The sheer number of deaths and the questionable circumstances sparked Greg Evers, a Republican in charge of the Florida Senate’s Criminal Justice Committee, to conduct unannounced, after-hour visits to prisons to determine the cause of so much loss of life.

Evers determined that change in the Department of Corrections was needed.

“We’ve got one-tenth-of-1 percent that still believe it’s ‘us against them,'” Evers says. “In other words, the correction officers against the inmates. And they try to rule with an iron hand.”

The family of Latandra Ellington, 36, certainly believes her death was not by natural causes, as an investigation claimed. Ellington was incarcerated for tax fraud at Lowell Correctional Institution in central Florida when she died. Her aunt, Algarene Jennings, says Latandra was murdered.

Jennings used a letter from her niece to illustrate why to NPR. “This is September 21 that she wrote this letter. She said, ‘Aunt Rene, how are you feeling today? I hope and pray, great.’ And she put a smiley face on it,” Ellington says.

Then she wrote that one of the prison guards was threatening to kill her. “He told me…he was going to beat me to death and mess me like a dog,” the letter said. “He was all in my face. Then he grabbed his radio and said he was going to bust me in my head with it.”

After receiving the letter, Jennings called the prison, and an official there promised to place Ellington under special protection. But by the next morning, she was dead. A state autopsy said the manner of death was “natural.” A toxicology report found elevated levels of hypertension medication.

Ellington’s family did not embrace that news and hired an independent coroner to offer a report. That autopsy found “hemorrhaging caused by blunt force trauma consistent with kicking or punches to the lower abdomen” Jennings said to NPR.

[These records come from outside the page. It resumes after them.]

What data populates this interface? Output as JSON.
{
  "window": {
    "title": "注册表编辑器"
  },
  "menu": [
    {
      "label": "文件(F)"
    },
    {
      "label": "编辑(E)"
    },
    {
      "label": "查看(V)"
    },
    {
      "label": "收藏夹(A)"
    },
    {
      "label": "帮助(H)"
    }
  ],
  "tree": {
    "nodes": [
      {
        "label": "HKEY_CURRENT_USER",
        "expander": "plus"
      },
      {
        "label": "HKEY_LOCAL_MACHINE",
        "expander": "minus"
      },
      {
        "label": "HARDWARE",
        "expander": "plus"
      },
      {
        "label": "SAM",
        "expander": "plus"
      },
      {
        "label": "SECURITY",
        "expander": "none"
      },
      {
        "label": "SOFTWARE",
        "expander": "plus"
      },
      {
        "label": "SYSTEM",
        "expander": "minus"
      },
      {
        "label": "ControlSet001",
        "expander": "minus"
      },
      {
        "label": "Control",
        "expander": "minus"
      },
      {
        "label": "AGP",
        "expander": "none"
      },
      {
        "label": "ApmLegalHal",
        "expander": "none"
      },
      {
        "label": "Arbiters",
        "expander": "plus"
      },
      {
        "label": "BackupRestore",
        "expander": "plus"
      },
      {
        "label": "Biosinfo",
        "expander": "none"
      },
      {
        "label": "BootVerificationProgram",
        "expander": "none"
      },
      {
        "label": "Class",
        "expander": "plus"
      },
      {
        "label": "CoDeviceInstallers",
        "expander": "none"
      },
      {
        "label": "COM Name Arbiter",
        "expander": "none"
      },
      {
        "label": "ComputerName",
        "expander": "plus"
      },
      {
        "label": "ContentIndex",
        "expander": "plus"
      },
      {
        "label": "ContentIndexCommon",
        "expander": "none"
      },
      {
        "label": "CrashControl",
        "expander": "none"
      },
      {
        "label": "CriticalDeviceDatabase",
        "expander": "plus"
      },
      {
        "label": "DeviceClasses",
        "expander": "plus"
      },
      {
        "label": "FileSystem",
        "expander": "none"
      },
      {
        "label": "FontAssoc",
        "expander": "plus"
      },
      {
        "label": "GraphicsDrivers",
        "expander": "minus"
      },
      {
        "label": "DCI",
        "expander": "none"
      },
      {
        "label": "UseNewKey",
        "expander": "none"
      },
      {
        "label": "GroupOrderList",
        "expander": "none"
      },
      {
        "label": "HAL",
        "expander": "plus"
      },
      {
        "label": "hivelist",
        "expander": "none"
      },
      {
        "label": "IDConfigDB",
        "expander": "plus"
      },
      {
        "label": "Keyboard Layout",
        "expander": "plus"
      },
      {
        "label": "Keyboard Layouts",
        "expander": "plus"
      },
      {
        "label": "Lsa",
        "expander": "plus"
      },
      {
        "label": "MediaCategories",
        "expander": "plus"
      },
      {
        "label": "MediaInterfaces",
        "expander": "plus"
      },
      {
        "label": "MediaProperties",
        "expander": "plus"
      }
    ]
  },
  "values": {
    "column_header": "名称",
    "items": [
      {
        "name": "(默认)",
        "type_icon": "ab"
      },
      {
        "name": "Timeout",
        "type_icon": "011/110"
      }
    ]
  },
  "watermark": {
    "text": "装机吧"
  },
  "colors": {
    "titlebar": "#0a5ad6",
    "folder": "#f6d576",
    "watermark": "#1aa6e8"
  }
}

Also, when she saw her niece’s body, Jennings said there were other things that convinced her that Ellington had been beaten. She says, “Her right temple had a dent in it, a big bruise. Across her eye was a scar. But this was a fresh scar, you know, it had a scab over it.”

Still, a Florida Department of Law Enforcement investigation said it found no evidence Ellington had been beaten in a 78-page report. Ellington’s family plans to challenge those findings in court.

This case highlights the question of safety in Florida’s prisons, which was taken to task in a Miami Herald series. The stories documented a pattern of inhumane treatment, abuse and unexplained inmate deaths — and they prompted Florida’s legislature to take action.

Several prison guards at a Tallahassee hearing testified about the stressful conditions they work under. Officer Timothy Butler said staff shortages and a lack of communication with the administration have made the prisons unsafe for the inmates and the guards. “It’s to the point,” he said, “where that if I was to walk down on a compound, I feel scared … I don’t even know where we have enough people on there to help.”

Evers, who made the random checks, said, “It almost appears that there’s cover-up involved. It’s one thing to do it. If it was a mistake, it was a mistake. But it’s another thing to try to cover it up and it wasn’t a mistake.”

Julie Jones, the new corrections secretary, does not buy into the cover up theory. She said the “vast majority” of the 346 deaths in 2014 were from natural causes, something that should be expected in an aging inmate population. Of the 15 deaths determined to be homicides, she says, officers were involved in three.

“I think what we have is a group of disgruntled employees that do not have the best interests of the department at heart,” she insists, despite the record number of deaths, decrease in funding and officers’ claims. “If you drill in, the actual stats don’t portray it’s a crisis.”